Disk Wind Feedback from High-mass Protostars. V. Application of Multimodal Machine Learning to Characterize Outflow Properties

Artikel i vetenskaplig tidskrift, 2026

Characterizing protostellar outflows is fundamental to understanding star formation feedback, yet traditional methods are often hindered by projection effects and complex morphologies. We present a multimodal deep learning framework that jointly leverages spatial and spectral information from CO observations to infer protostellar mass, inclination, and position angle (PA). Our model, trained on synthetic Atacama Large Millimeter/submillimeter Array (ALMA) observations generated from 3D magnetohydrodynamic simulations, utilizes a cross-attention fusion mechanism to integrate morphological and kinematic features with probabilistic uncertainty estimation.
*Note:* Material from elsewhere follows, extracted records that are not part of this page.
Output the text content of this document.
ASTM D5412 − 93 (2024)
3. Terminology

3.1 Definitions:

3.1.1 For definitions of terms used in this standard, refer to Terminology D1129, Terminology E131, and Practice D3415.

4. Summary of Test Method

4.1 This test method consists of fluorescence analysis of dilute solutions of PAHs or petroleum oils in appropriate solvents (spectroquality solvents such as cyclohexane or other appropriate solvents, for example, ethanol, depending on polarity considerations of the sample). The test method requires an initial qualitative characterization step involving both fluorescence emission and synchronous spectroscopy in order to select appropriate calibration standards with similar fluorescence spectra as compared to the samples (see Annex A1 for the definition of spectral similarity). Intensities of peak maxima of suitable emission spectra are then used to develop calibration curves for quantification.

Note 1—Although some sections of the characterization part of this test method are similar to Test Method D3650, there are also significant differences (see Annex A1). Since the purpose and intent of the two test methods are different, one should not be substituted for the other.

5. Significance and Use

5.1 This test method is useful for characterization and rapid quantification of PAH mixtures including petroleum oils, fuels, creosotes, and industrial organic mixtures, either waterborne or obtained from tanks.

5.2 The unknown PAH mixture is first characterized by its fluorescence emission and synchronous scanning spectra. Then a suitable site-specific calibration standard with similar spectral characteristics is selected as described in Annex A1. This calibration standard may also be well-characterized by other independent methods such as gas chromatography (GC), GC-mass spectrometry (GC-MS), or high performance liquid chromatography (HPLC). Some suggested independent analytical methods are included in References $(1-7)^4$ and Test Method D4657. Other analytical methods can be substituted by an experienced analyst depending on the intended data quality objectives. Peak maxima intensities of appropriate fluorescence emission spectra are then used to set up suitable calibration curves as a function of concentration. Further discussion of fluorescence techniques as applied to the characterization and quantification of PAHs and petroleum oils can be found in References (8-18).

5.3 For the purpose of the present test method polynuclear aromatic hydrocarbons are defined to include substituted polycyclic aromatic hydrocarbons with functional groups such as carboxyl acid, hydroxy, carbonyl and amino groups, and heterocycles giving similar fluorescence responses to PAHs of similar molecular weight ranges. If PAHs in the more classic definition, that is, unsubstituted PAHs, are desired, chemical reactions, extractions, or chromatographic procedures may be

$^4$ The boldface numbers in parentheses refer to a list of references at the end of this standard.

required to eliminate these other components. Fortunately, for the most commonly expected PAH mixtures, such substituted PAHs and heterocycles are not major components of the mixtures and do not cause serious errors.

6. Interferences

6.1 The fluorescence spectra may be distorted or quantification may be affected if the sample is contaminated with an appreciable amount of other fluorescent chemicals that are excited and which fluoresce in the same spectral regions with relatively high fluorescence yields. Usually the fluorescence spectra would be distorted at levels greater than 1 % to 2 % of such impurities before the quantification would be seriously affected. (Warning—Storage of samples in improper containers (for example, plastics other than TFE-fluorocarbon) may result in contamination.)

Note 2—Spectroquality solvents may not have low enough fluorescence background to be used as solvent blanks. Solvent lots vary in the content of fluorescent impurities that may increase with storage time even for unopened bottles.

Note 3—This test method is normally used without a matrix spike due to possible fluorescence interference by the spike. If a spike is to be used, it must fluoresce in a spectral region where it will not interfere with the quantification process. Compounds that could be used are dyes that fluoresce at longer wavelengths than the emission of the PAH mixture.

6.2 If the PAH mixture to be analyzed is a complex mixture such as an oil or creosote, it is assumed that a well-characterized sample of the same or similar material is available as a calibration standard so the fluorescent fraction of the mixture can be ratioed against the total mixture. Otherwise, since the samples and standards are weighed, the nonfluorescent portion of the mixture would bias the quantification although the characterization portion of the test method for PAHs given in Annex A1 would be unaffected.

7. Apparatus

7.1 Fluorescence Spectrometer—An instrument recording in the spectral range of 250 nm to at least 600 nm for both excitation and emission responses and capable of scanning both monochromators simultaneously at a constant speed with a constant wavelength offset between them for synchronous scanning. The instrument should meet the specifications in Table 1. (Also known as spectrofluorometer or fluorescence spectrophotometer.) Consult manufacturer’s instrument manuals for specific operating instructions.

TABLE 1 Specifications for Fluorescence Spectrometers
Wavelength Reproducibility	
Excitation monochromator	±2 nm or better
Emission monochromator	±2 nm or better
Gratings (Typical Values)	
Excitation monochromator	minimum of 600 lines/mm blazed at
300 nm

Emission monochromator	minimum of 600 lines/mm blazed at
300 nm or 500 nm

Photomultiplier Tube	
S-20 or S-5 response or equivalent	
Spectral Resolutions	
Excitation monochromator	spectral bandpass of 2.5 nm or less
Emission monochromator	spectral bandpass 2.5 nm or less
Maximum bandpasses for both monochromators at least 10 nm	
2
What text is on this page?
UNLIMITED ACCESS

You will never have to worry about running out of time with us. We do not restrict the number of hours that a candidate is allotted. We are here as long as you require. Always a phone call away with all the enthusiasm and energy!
Our results demonstrate that Vision Transformer architectures significantly outperform convolutional networks, showing remarkable robustness to reduced spatial resolution. Interpretability analysis reveals a physically consistent hierarchy: spatial features dominate across all parameters, whereas spectral profiles provide secondary constraints for mass and inclination. Applied to observational ALMA data, the framework delivers stable mass and PA estimates with exceptionally tightly constrained inclination angles. This study establishes multimodal deep learning as a powerful, interpretable tool for overcoming projection biases in high-mass star formation studies.